I'm sure we all remember that present we figured would never be topped. I'm with one of the kids in the commercial, the Atari year was the best e'va. And yeah, I did stay up till all hours getting 100k plus on a game called Laser Blast, in an era before games had a pause button or memory modules.
But one of the best Christmases I ever had was in 1994. I was in the Marine Reserves that year and because of a conflict with my finals, I had to do my weekend drill during the week after exams.
This turned out to be a good thing. While everyone was doing stupid shit around the Reserve center the weekend before, I got to have fun when I showed up Tuesday morning.
I spent two days driving around Greensboro, N.C., in a Humvee, in my Dress Blues, collecting toys from elementary schools and bank drop-off locations for Toys for Tots. The best pickups were at the schools where, often, the kids donating the toys had given up a shot at a toy they wanted so their families could donate a new, unwrapped toy to a child who would otherwise have nothing.

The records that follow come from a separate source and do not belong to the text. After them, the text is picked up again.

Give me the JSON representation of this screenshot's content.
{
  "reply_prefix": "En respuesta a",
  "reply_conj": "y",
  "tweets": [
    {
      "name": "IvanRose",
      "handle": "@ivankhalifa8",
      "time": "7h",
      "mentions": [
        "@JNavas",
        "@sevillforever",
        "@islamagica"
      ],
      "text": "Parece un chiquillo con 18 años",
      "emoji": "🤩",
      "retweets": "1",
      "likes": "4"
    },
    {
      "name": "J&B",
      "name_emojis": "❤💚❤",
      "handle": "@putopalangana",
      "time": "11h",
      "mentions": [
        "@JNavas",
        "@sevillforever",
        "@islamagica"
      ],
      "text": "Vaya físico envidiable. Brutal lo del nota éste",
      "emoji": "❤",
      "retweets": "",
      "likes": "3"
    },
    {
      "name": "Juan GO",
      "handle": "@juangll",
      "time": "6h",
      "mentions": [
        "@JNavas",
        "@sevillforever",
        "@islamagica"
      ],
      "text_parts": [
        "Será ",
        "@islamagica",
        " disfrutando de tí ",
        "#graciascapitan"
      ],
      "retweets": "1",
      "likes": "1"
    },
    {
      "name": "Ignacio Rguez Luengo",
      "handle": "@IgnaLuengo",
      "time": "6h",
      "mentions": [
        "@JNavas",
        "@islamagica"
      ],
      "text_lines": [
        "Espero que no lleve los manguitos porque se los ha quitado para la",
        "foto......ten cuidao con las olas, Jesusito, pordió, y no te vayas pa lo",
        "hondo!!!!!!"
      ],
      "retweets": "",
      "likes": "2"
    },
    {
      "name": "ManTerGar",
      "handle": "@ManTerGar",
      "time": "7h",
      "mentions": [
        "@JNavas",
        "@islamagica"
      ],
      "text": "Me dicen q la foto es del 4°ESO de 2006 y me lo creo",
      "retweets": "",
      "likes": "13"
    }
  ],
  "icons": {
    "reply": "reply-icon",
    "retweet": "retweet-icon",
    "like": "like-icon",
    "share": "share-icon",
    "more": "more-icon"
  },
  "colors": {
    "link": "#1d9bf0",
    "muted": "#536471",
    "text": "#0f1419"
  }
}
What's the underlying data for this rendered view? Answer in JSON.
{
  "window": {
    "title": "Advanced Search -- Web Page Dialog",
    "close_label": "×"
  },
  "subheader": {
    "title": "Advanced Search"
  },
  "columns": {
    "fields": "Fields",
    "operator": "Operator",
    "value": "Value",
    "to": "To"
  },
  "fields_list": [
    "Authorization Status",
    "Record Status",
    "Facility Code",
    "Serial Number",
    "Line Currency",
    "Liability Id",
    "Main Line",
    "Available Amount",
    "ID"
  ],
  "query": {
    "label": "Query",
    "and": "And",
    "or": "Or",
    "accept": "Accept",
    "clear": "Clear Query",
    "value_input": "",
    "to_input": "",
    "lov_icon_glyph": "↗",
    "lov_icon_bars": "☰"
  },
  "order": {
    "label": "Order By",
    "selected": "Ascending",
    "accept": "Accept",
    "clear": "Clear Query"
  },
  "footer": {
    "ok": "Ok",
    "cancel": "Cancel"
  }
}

Toys for Tots began modestly in 1947 when Maj. Bill Hendricks, USMCR, and a group of Marine Reservists in Los Angeles collected and distributed 5,000 toys to needed children. Since then the program has grown a bit: During the 2006 Toys for Tots Campaign, 19.2 million toys were given to 7.6 million needy children. In the first 59 years of collecting Toys for Tots, Marines distributed more than 370 million toys to more than 173 million needy children.

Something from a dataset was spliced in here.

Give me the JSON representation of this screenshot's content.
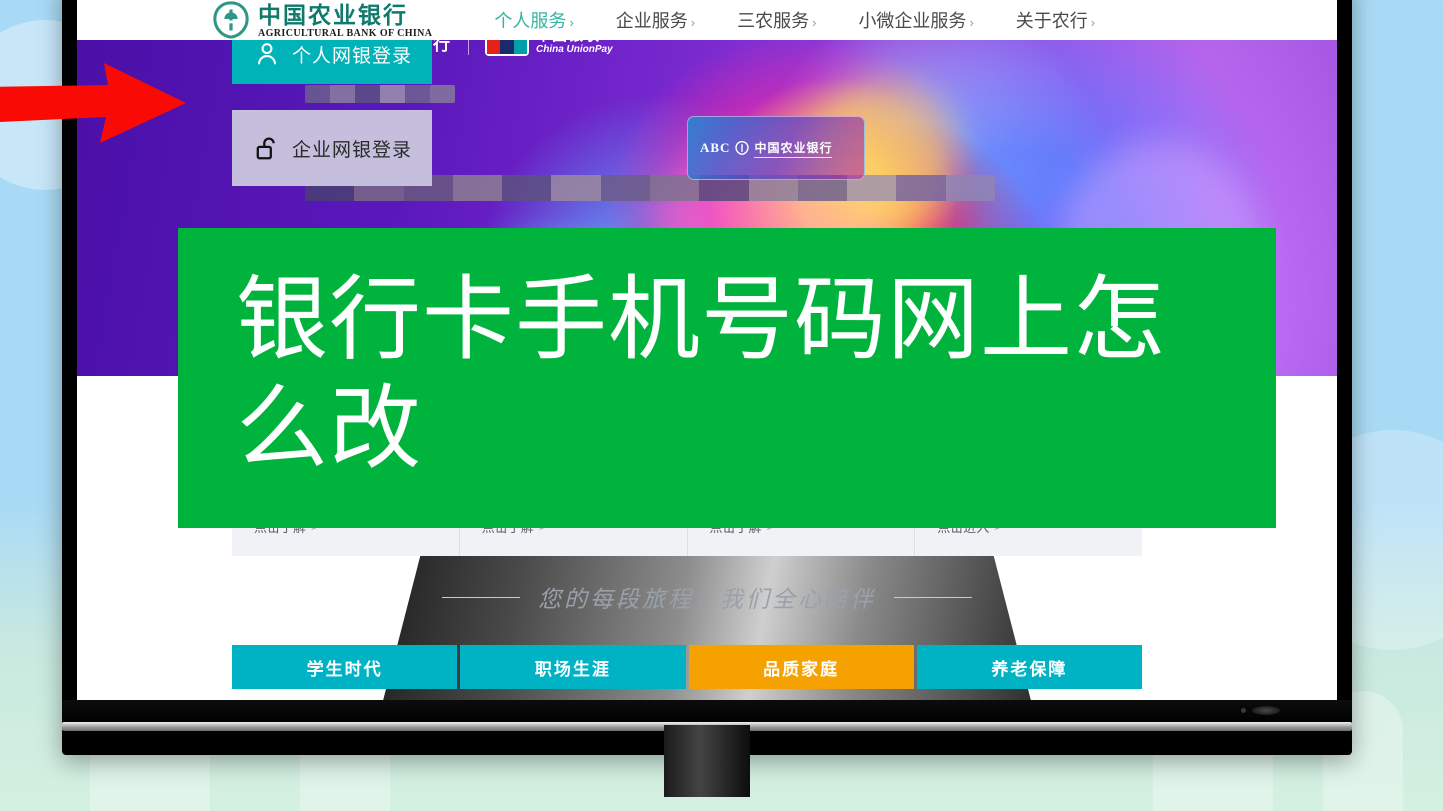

Another cool part of the day I spent collecting was getting to unwrap about a hundred presents picked up from the banks. Despite the wonderful effort some folks went to to wrap up their donations, everything had to be unwrapped to make sure we weren't giving away any S&M Barbie dolls or live hand grenades. That wouldn't have been good. Moral of this story: Donate a toy, but don't wrap it up 'cause some Marine is just going to have fun tearing the paper off.
If you don't have time to go out, buy a toy and bring it (unwrapped) to a drop-off location, you can still donate cash online by clicking here.
Times are tough for everyone this year, but I'm pretty sure anyone reading this can probably spare $25 to bring a smile to the face of a kid on Christmas morning. Think about it, $25 is one less round at the happy hour this Friday (to put it in terms most of you will understand).
Christmas is just about two weeks away, you don't want it to be your fault those kids didn't get anything from Santa, do you?